Following the development of the technology, more and more users join online games. Not only the number of people join games has increased, the number of users who are now willing to pay for games has also gradually increased. This results in considerable gains in the game industry. Due to the rapid development of the technology, privacy issues have also appeared one after another. To protect users’ privacy, online game companies are not allowed to identify users who have made chargeback requests on game payment platforms, causing the game companies not being able to recall services or items sold. Scammers take advantages of this mechanism to commit malicious chargebacks. This causes huge losses to online game companies. These are major challenges facing online game companies these days.

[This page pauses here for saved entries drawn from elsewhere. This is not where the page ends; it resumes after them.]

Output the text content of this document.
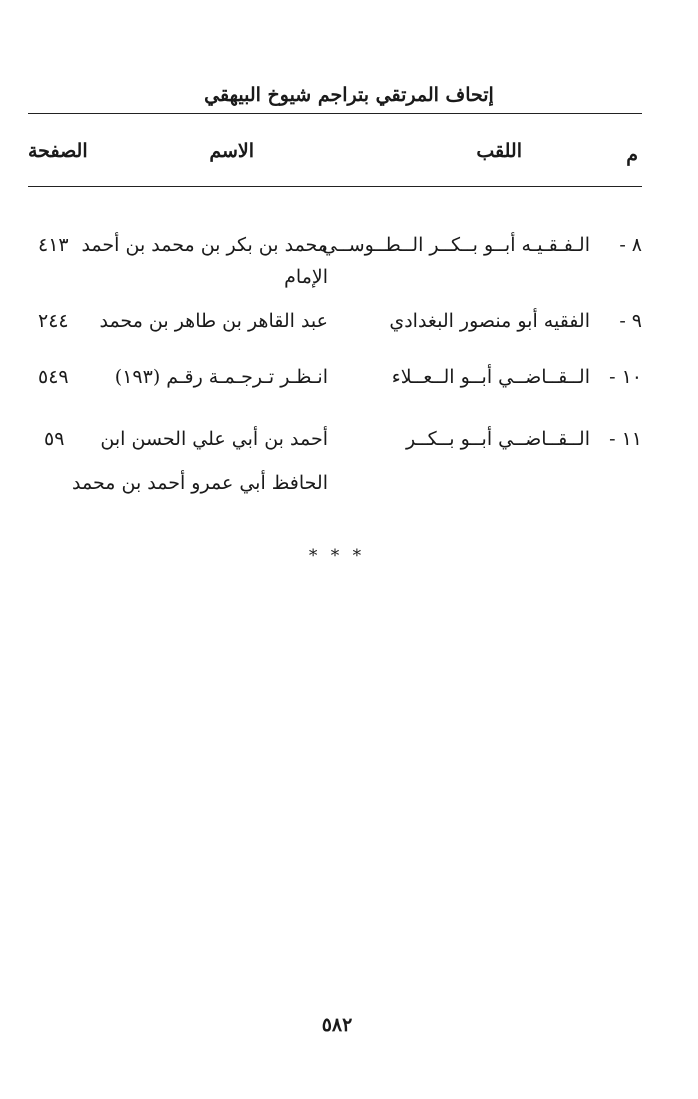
إتحاف المرتقي بتراجم شيوخ البيهقي
م
اللقب
الاسم
الصفحة
٨ -
الـفـقـيـه أبــو بــكــر الــطــوســي
محمد بن بكر بن محمد بن أحمد
الإمام
٤١٣
٩ -
الفقيه أبو منصور البغدادي
عبد القاهر بن طاهر بن محمد
٢٤٤
١٠ -
الــقــاضــي أبــو الــعــلاء
انـظـر تـرجـمـة رقـم (١٩٣)
٥٤٩
١١ -
الــقــاضــي أبــو بــكــر
أحمد بن أبي علي الحسن ابن
الحافظ أبي عمرو أحمد بن محمد
٥٩
* * *
٥٨٢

This research is dedicated to solving the above-mentioned problems. The following results and contributions have been obtained:

  1. 1.

    The game data is analyzed to establish features of the deep learning models to prevent malicious chargebacks in online games, enabling online game companies to understand the differences in behaviors between malicious chargeback users and normal top-up transaction users according to the user behavior trajectories in games.

  2. 2.

    It is proposed in this research to use deep learning on the prevention of malicious chargebacks in online games and online chargeback processes. Deep learning shows good MCC results, which are improved by about 2% to 8%. Among all deep learning models, the GRU obtains the highest MCC score in our research, reaching 0.97, followed by the LSTM at 0.944, the decision trees at 0.928 and the k-NN at 0.918. The scores of the GRU and the LSTM in the experiments are also higher than those of the traditional machine learning models in the past.

  3. 3.

    In terms of practical feasibility, although the deep learning models are not as efficient as the machine learning models, they are still competent when applied in real cases. The method proposed in this research can still help prevent malicious chargebacks in online games, minimizing losses caused to online game companies.

In the future, there are many areas in this research that await further research and exploration, such as the collection and use of data. Although there is a large amount of data collected for this research, the amount of data that can be actually used as features in this research is low. Apart from continuing to collect data for the research in the future, 32 status indicators that have not yet been included in this research can be added to discover more malicious chargeback users’ behavior trajectories and further reduce malicious chargebacks. The datasets provided for this research was limited. Only the data of a single game was used in this research. If datasets collected from various games can be included in the research in the future, more general models for a variety of games can be developed to prevent malicious chargebacks to minimize potential losses that may be caused to the online game industry. Finally, due to the length restriction, the imbalance datasets have not been investigated and evaluated in detail. In the future, we intend to compare the results under oversampling, undersampling, and comprehensive sampling to make the research more complete.